Stronger Than Steel: McKeesport Candy Co.

Written by Kelly Hayes Madden

Published by Distribution Channels Magazine, November 1996

Jon Prince's pager went off one recent Saturday evening, as he was eating dinner. The call was from a frantic fundraising customer wanting to know if the Reese's Peanut Butter Cups packs contained three or four cups.

Our candy warehouse circa 1950.

McKeesport Candy Co. has operated from this building for most of its 69 years. Located 12 miles southeast of Pittsburgh, the city of McKeesport used to be the hub of the nation's steel industry until U.S. Steel closed its plant there in 1987.

"Now, is that important to me at 7 o'clock on a Saturday night?" asks Prince, vice president of McKeesport Candy Co., McKeesport PA. "Absolutely. Answering her question put her at ease so she didn't have to worry about it until Monday morning when our office opens."

Whether it's a large supermarket chain or a high school club, the most valuable product McKeesport Candy offers its customers is peace of mind. "In anything we do, the key is to be there fore the customer," Prince says. "I treat people the way I would want to be treated."

Easy to say, not always to do, but for McKeesport Candy, it's a skill perfected over nearly 70 years. The wholesaler's commitments to customer service as well as its careful development of niche markets are the two factors that have empowered this third-generation family business to outlast its hometown's once-mighty steel industry. The city of McKeesport, established in the late 18th century by Irishman John McKee, was defined for more than 100 years by its biggest employer, U.S. Steel. The "Tube City," as it was nicknamed, is still recovering from the closing of the National Works pipe plant in 1987.

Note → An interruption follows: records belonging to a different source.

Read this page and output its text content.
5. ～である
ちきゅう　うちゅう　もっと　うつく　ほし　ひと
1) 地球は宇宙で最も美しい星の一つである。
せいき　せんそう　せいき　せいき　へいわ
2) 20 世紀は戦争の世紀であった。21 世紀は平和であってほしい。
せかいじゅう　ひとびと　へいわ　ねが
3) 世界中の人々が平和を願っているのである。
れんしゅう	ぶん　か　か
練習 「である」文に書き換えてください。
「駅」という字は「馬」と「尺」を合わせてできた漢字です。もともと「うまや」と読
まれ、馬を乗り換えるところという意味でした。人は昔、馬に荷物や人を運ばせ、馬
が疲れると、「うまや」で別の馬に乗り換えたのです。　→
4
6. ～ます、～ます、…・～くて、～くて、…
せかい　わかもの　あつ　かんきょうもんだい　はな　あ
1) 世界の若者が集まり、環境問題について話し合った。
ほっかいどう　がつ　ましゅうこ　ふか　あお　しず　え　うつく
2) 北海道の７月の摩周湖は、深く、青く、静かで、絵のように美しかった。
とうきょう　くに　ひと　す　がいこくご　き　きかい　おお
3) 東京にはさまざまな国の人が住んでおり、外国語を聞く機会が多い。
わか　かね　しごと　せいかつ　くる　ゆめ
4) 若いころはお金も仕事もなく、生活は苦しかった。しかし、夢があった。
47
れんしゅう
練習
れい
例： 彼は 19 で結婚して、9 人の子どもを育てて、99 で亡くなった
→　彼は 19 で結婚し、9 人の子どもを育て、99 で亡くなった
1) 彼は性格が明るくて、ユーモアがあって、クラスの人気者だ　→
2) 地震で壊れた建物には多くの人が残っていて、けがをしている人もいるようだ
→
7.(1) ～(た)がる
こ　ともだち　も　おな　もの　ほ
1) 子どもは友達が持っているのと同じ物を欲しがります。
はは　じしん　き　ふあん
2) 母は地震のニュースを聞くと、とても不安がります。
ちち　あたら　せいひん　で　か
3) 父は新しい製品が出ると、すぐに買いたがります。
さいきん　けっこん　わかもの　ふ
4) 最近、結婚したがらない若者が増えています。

Indeed, it takes a company that's stronger than steel to remain standing in an industry in which many small operations have fallen over the years. Jon's grandfather, Ernest Prince, founded the candy and tobacco distributorship in 1927. Today, the business still operates in the same three-story building on Fifth Avenue, now under the leadership of Jon's father Gerald "Jerry" Prince, president and owner.

Over the years, McKeesport Candy added paper products health and beauty care and other items to its candy and tobacco line. Eventually, however, the wholesale divested itself into those categories and returned to its roots. Removing itself from the competitive fray among full-line convenience product distributors, McKeesport now concentrates on what it does best - selling candy.